Traditional establishments are cautious to implement these fintech innovations, citing regulatory issues like compliance standards and security threats as a top concern. But even progressive banks, who have the fervor and agility to launch cutting-edge features, fail to carry out new technology in a timely and efficient manner.
Why? Because too much time is wasted trying to figure everything out across multiple departments instead of through practical testing. Implementing a new offering is also incredibly time and resource intensive, and often these additions are irrelevant or outdated by the time they are realised.
Banks will spend months, sometimes even years, scoping projects and technologies for their consumers, usually making little to no headway with the proposed feature itself. Meanwhile, consumers shift their attention to smaller software companies that offer the customisation and intelligence that meet the demands that traditional banks fail to provide.
A more pragmatic approach to the fintech adoption dilemma would be to skip the in-depth evaluation and instead pursue aggressive pilot testing with innovative software companies (once a preliminary decision is made that the product it is piloting is a top-tier priority at the bank).
Pilot programmes provide financial institutions a platform to test logistics, prove value, and expose shortcomings before spending large amounts of resources on research – let alone commitment – on a large-scale project. Through pilots, new technologies can be integrated into existing applications with just three months lead time and a budget of less than $50,000.

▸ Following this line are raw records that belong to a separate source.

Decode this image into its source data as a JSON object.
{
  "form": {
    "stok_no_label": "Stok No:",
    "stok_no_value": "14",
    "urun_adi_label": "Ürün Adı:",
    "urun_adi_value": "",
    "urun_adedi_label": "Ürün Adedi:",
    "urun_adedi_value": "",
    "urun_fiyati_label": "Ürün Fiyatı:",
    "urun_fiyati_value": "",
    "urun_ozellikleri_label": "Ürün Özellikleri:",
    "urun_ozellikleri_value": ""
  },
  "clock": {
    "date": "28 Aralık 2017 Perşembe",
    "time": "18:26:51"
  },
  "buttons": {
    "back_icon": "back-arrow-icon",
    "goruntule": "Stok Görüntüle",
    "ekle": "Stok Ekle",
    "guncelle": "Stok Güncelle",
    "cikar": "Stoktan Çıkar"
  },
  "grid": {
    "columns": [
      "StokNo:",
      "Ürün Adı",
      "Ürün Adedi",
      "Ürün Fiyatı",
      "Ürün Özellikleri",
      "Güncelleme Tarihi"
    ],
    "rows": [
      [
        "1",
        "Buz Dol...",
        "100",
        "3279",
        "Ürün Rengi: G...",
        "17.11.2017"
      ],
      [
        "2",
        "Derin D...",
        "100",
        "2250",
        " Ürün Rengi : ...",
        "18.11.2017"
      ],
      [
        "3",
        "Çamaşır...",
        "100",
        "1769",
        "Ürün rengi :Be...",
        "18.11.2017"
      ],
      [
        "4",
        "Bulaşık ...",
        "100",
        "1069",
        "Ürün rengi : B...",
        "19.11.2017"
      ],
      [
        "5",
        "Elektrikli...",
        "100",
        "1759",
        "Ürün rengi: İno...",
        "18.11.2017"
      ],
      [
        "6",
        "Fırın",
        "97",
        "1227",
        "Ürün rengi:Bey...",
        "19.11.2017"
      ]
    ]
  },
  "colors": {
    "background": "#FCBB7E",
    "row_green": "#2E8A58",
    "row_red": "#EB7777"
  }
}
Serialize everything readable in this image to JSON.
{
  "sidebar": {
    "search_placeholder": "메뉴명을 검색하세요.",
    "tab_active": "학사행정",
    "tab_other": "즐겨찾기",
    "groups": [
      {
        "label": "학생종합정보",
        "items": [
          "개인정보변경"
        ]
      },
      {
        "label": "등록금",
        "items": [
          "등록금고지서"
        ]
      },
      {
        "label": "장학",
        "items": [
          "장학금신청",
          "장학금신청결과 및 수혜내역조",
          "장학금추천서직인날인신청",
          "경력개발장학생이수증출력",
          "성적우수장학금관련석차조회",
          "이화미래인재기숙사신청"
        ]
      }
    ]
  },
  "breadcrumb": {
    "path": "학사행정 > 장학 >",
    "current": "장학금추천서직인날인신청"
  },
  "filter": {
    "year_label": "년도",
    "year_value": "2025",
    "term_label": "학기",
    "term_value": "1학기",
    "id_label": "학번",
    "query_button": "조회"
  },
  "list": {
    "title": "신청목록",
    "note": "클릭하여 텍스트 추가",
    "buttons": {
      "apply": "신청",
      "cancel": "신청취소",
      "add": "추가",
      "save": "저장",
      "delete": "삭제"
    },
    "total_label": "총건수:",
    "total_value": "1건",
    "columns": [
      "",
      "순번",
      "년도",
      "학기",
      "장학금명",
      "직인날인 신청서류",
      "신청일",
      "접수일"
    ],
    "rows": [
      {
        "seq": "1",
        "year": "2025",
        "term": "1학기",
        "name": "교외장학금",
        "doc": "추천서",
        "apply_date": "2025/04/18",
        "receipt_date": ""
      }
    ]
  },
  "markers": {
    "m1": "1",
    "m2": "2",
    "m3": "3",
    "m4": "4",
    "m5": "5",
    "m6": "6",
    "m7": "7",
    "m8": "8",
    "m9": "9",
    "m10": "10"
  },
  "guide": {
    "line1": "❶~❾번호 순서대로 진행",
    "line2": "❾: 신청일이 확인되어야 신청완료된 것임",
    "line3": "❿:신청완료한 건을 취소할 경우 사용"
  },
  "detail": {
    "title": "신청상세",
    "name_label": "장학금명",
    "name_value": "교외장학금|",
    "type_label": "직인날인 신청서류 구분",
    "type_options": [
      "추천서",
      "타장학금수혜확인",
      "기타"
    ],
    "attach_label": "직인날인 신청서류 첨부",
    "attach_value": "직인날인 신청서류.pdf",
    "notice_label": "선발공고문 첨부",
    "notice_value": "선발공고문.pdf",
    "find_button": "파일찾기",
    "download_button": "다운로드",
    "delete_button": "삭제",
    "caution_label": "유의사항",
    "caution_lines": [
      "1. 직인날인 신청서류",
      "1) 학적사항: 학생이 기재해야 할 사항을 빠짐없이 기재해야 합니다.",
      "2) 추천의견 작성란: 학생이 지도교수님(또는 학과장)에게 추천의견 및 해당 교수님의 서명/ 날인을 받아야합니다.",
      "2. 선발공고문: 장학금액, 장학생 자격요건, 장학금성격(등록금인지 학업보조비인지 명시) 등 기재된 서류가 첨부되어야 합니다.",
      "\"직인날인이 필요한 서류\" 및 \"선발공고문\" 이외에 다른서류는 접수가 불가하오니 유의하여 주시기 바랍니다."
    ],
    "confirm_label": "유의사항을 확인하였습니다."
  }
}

Ultimately, pilot programmes are the single best way to test out new technologies and validate the need for new features without the hassle of spending unnecessary money, time, or talent. They also help determine the value of a particular idea or product to a real user in real time, rather than through months of market research and conditional theories.
The real beauty of pilot programs, however, is that they significantly reduce the amount of internal resources used in the development of the technology at a fraction of the cost. A fintech pilot partner company will undertake the product planning and have the technology up and running within a few months, all within a fixed budget. With little to no internal disruption, your IT or engineering teams are left uninterrupted, and virtually all of the resources needed to run the program come from the company executing the pilot. The absence of internal resources combined with the absence of barriers to entry allow banks to run virtually no risk when they test out new service offerings.
Lastly, with pilot testing, banks can drastically speed up the rate at which they adopt new technologies – something they are notoriously behind on. While pilot programmes are not a new concept, the rapid speed at which third party providers are able to integrate their products into a bank’s feature set certainly is.
The real question for banks is: why are you dragging your feet? You’ve got an army of niche fintech companies knocking at your door to test free and useful features on top of your core product. Why not take advantage?
By Tobias Walter, co-founder and CFO of Shoeboxed, a US-based finance and receipt-tracking company.